私は社長の言葉のまま彼のデスクの前まで進みます。
「君がこの前から勧めてくれていた自販機の件だが、あれ、買うことにしたよ。契約するから用意してくれるか」
● 稲盛和夫の 「たった4文字」の教えとは?
「はあぁ」と私。なんとも狐につままれたような話です。
これまで何度も提案書をつくって勧めていたのですが、けんもほろろの状態で取り付く島もありませんでした。
私たちの会社の条件は他社のものより大きく見劣りし、ましてや社長は我々のアンチです。時には厳しい口調で「あんたのところは……」と説教めいた話も聞かされます。動揺している私に社長が続けます。
「わしの席からは窓越しに配達する業者の様子が見えるんじゃが、君は商品が雨に濡れないようにとお腹に抱えて持ってきた。ところが他の会社の配達は商品を雨除け代わりに頭の上にして倉庫に運び入れているじゃないか。それは商品を大事にしていないどころか、わしら取引先のことを大切に思っていないということじゃ。君は商品が雨に濡れないようにと大事に抱えて持ってきた。わしはそういう人間と商売がしたいんじゃ」
事務員さんが横からタオルを渡してくれました。
「まぁ、ずぶ濡れねぇ。風邪を引かないようにね」
私の目からは大粒の涙がこぼれていましたが、気づかれないように頭からしたたる水滴を拭き取りながらタオルに顔をうずめました。

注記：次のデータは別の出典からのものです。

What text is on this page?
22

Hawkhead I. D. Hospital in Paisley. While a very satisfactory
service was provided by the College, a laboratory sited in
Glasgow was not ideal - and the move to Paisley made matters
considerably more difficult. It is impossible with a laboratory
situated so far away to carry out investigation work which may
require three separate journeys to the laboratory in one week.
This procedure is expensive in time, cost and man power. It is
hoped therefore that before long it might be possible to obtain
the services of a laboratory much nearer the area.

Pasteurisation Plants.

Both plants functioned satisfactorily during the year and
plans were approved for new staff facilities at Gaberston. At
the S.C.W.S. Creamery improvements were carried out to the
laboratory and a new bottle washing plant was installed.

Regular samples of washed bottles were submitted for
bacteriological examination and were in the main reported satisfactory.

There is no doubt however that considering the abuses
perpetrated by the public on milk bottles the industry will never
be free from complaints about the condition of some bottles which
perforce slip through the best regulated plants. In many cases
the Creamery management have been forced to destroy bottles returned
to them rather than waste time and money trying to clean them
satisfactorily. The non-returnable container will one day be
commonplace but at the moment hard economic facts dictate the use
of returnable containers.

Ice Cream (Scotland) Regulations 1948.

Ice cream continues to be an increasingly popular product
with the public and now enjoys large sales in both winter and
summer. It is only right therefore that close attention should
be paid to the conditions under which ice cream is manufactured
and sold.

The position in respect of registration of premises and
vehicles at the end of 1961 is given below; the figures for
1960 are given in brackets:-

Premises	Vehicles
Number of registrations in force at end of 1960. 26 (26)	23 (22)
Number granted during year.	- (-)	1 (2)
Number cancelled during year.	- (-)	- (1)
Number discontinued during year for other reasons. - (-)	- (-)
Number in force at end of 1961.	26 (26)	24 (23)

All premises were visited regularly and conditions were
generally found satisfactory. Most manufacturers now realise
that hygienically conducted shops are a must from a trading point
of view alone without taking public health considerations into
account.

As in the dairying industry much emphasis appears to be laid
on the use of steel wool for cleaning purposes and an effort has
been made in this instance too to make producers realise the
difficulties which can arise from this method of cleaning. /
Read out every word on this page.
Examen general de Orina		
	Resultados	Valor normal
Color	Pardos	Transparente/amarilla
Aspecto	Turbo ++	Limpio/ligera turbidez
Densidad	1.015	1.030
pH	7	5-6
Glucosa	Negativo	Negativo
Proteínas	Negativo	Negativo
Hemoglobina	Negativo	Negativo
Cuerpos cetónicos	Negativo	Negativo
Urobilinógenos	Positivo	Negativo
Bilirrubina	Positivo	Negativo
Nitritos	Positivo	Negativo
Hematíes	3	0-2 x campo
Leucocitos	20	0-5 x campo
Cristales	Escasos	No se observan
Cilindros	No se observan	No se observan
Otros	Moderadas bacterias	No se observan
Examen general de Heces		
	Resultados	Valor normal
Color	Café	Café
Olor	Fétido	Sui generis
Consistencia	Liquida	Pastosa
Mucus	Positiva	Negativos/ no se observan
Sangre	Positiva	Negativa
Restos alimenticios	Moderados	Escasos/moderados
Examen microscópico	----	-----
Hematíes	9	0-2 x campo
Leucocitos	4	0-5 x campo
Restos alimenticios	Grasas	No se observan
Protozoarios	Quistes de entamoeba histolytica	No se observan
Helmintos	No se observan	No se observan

稲盛和夫さんがよく仰っていた「敬天愛人」という西郷隆盛の言葉があります。これは「日ごろから修養を怠らず、天を敬い、人を愛する境地に到達することが大切である」ということを説いています。
私たちは、「お店を敬い、自分たちの商品を愛する」という「敬店愛品」という言葉を使っていました。この思いこそが営業です。それを人は必ず見ています。